IOHK, World Mobile Group to implement Cardano Digital Identity platform for Tanzania businesses
Input Output part of IOHK Cardano blockchain platform and World Mobile Group have partnered to democratize access to digital, financial and social services in Africa through its Blockchain digital identity solution Atala Prism. The start will be in Zanzibar and greater Tanzania.
The companies aim to bring sustainable internet connectivity using renewable, solar-powered energy. Together, the companies will provide affordable network nodes, based on the Cardano blockchain infrastructure, to local business owners. These network nodes act as local relays for internet connectivity. Subscribers to these networks will be able to access Input Output’s digital identity solution, Atala Prism, which will allow them to use services such as digital banking, healthcare and education.
In Africa alone, more than 700 million people, which is more than half of the population, are not connected to the Internet. Most mobile networks haven’t invested in the infrastructure to reach them. This often excludes Africans from accessing basic services such as education, banking, or healthcare. Through this partnership, Input Output and World Mobile Group go the extra mile to reach these communities, with the vision to bring everyone, everywhere online, with secure, user-controlled ID’s allowing users to better access essential services.

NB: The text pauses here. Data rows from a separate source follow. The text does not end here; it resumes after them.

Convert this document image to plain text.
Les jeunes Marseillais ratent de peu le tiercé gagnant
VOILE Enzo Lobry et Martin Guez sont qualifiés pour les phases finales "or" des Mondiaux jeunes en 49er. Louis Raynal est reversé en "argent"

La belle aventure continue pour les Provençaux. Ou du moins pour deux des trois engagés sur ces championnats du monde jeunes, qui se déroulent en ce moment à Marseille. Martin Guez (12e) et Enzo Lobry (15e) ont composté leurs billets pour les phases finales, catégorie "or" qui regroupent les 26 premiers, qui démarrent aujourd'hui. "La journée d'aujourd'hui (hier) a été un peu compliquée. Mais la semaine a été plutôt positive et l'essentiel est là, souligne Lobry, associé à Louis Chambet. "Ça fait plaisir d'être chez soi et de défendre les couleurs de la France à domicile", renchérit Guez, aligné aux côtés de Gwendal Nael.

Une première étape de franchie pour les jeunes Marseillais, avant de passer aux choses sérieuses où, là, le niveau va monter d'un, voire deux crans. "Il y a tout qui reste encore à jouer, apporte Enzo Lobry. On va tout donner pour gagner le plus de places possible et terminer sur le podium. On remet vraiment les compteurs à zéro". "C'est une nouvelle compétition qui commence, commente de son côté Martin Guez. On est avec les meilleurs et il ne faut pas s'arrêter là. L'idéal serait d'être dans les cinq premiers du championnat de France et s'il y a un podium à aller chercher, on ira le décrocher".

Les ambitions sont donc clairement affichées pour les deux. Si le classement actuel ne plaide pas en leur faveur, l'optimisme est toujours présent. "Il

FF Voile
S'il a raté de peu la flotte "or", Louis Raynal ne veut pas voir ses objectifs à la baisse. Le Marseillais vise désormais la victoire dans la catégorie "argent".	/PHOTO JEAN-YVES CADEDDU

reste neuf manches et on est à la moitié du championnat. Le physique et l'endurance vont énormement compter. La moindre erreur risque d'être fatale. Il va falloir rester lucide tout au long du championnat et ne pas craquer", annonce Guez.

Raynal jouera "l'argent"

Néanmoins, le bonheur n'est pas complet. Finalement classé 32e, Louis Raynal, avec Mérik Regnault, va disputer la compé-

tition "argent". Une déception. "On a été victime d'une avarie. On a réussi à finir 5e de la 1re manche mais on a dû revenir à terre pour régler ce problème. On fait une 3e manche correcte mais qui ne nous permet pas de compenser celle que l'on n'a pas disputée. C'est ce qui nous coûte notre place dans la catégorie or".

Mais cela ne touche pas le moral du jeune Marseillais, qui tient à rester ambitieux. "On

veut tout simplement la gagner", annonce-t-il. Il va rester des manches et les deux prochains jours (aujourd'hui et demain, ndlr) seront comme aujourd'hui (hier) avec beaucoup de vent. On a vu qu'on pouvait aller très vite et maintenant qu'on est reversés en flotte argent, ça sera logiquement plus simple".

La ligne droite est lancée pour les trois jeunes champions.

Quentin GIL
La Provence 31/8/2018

Feasibility studies in Zanzibar and greater Tanzania are working examples that communities can create their own sustainable smart villages and connect themselves. Their networks, which have been up and running for almost 2 years have allowed local fishermen to grow their businesses, quintuple their profits, and triple the number of local shops and restaurants. A larger rollout is in the works with the goal of connecting hundreds of thousands of customers by Q1 of 2022.
Input Output’s Atala PRISM solution is a user-controlled identity platform that provides a digital equivalent of today’s physical official documents such as passports, or degree certificates—all in one place. This allows citizens to control their personal data and seamlessly interact with businesses and governments in a secure and private way.
Recently IOHK signed an agreement with the Ministry of Education in Ethiopia for the implementation of their digital identity solution.
Micky Watkins, CEO of World Mobile Chain, said: “We all live on one planet, but for many years we have neglected a part of it and even call it a third world. Word Mobile has built a network based on a new relationship between people and connectivity in which ownership, governance, and identity work to empower the user and make access available to all in a sustainable way. I am delighted to have formed this symbiotic partnership with Input Output. Together, our efforts will open a new world.”
Charles Hoskinson, CEO of Input Output, said: “Taking a stakeholding in World Mobile Group is a further demonstration of our long-term commitment to the African continent. “We see blockchain as a powerful force for social good. Through our digital ID solution, Atala PRISM, people who were previously unable to verify their identity, complicating and often preventing access to vital services like healthcare will now be able to do so. Atala PRISM will also allow citizens to provide backup copies of important documents like qualifications or property ownership documents, which can allow returning refugees to reclaim their homes. Ultimately, we want to create a global marketplace where everyone has equal access, irrespective of geographical location, culture, or background.”
“Developing nations, in Africa in particular, will lead global adoption of blockchain technology. The pace at which developing countries can grow has often been held back by a lack of foundational infrastructure. However, this could start to work in their favor. That lack of deeply embedded legacy infrastructure makes transition to blockchain-based infrastructure a relatively low friction process, with the potential for developing countries to ‘leapfrog’ advanced industrialized economies by adopting next-generation infrastructure. After many years of nascent promise, the technology is finally mature enough to get them there.”